According to Epping Property, higher expectations by shareholders and equity partners meant many companies were coming under greater scrutiny. “Companies don’t have the luxury of being able to produce average returns in today’s market. Shareholders expect much more than that these days and the attitudes of directors have also changed. On an ongoing basis, the reinvestment of that money into the core business of the company is usually going to have enormous current benefits.”
“In most cases, the decision boiled down to a basic equation,” says Epping Property. “If you are a retailer or manufacturer and you usually have about a 25 percent return on your funds from the retail or manufacture business, why would you have money tied up in property? The returns will likely not be substantial enough.”
“One of the main arguments given by companies for their decision to own a property rather than lease is because it offers greater control over the site and therefore greater flexibility to use the property in the manner it wanted.”
“However, from a physical or operational view,” advises Epping Property, “it makes little difference if the company was the legal owner or the tenant of the property. Furthermore, experience has shown time and again that where the lessee is a reliable company, the value of its rental covenant is itself sufficient to place the company in a position of strength when it comes to dealing with the owner.”
“An example is when executives at Reader’s Digest met to discuss how to free up some cash to funnel back into its main businesses – the answer lay in the publisher’s massive Canary Wharf headquarters in London. The chief financial officer stated that they realised they should not be in the real-estate business. Reader’s Digest sold the complex for nearly $150 million. It is now leasing back space in the building, a move that Wall Street has applauded. Investors were very pleased with the investment of that cash in new content and distribution channels instead of having it sitting on the ground. The sale also represents about $1 a share for investors.”
According to Epping Property, this thinking is also evident in South Africa where there have been some sale and leaseback transactions.
“This is an increasing trend with scores of firms raising large sums of cash without visiting the stock or debt markets. They are only selling their office and manufacturing properties and then leasing back space. Sale and leasebacks, as the transactions are called, aren’t a new concept, but they have picked up speed over the past months, as companies perceive the real-estate cycle to be near its peak.”
“The trend has gained steam of late for several reasons.

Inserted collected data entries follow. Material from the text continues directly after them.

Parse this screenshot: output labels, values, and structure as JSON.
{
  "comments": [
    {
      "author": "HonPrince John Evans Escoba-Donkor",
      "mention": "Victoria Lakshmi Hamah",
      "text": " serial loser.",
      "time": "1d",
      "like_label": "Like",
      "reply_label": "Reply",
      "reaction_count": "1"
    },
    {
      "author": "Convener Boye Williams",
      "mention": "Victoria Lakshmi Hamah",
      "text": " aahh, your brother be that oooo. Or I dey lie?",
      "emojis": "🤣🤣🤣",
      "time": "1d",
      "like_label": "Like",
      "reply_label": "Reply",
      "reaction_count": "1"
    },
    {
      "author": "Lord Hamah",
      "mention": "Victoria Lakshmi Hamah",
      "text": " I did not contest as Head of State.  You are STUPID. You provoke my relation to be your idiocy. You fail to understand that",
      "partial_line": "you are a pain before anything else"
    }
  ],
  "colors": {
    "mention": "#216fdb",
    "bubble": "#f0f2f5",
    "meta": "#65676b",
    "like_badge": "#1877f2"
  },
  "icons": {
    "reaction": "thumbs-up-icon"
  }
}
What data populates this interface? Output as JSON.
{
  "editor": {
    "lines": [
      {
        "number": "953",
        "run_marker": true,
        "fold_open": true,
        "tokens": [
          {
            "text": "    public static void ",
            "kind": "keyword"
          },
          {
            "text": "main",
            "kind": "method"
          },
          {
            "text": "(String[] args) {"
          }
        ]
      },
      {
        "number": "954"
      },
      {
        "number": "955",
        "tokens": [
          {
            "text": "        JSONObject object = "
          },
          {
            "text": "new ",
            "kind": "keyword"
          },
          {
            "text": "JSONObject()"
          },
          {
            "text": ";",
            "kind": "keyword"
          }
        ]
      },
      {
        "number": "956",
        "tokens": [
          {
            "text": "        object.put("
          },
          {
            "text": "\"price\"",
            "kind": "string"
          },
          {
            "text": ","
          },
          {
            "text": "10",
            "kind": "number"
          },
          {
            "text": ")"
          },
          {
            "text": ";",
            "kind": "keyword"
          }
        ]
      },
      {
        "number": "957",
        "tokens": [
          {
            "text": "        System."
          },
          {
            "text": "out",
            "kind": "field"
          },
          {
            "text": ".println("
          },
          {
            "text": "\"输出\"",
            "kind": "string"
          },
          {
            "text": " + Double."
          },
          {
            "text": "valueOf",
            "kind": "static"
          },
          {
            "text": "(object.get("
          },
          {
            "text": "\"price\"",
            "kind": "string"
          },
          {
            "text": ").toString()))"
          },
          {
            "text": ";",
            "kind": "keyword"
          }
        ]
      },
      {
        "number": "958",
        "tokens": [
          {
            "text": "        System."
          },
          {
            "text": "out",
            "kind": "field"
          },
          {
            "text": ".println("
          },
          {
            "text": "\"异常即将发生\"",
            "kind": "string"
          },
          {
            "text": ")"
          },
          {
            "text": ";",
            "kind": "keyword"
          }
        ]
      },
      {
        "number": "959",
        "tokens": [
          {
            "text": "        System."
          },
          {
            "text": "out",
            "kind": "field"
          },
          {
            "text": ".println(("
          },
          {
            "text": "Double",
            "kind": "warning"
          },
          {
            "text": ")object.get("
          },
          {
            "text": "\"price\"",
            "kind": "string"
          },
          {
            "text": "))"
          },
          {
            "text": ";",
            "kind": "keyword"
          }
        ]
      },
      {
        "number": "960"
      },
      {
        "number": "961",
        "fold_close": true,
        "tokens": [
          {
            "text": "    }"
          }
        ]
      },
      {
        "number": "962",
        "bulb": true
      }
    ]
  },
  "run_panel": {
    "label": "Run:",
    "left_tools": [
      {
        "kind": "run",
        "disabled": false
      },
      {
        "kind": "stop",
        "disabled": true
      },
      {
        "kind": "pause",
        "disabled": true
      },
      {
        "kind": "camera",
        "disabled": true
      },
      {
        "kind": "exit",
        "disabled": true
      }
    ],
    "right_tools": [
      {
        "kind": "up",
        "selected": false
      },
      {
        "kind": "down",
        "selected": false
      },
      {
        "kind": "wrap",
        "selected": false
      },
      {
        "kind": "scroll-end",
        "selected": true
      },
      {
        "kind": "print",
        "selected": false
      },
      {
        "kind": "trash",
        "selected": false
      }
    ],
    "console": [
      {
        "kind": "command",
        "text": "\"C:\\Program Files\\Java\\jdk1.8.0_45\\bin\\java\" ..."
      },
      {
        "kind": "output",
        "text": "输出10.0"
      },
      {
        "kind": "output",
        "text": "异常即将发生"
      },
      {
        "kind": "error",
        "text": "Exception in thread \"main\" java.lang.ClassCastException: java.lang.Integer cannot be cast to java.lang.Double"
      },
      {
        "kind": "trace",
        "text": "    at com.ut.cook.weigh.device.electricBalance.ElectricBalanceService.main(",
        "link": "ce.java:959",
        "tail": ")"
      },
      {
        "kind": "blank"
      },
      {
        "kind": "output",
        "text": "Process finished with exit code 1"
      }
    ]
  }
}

For one, publicly traded businesses in all industries are under pressure by investors to shed non-core assets and focus on their main businesses. Also, massive layoffs and big mergers in the past few years have left many companies with lots of excess space. We see organisations from the largest listed companies to private businesses using this as a financial vehicle. From the company’s side, it’s the pressure to continue to increase earnings,” says Epping Property.
“Of course, dwindling property prices are also driving companies to consider getting their property off their books. Many of the companies certainly feel that by selling they are exiting an asset that is not performing too well and reallocating the funds into channels where returns are better or more definable.”
“One of our philosophies,” says Epping Property, “is that if you’re not in the real-estate business, in most cases, you shouldn’t own property. Sale and leasebacks typically make a company’s balance sheet more attractive by increasing the return-on-asset figure that number analysts or bankers consider when making their share or business recommendations. Analysts usually don’t give much weight to owned real-estate assets in evaluating companies, because such assets are seen as illiquid.
On the other side of the equation, buyers traditionally have a longer term outlook and benefit because rental rates will rise in time across the country, so they can lock in healthy leases that will provide substantial returns for several years.
Epping Property concludes that what distinguishes a smart sale-lease-back transaction from a dumb one all depends on what a company does with the cash raised from the sale of the real estate. “Companies that redirect the money into a prudent acquisition or some other fast-growing investment, or who use it to lower debt, will benefit from sale-leaseback transactions.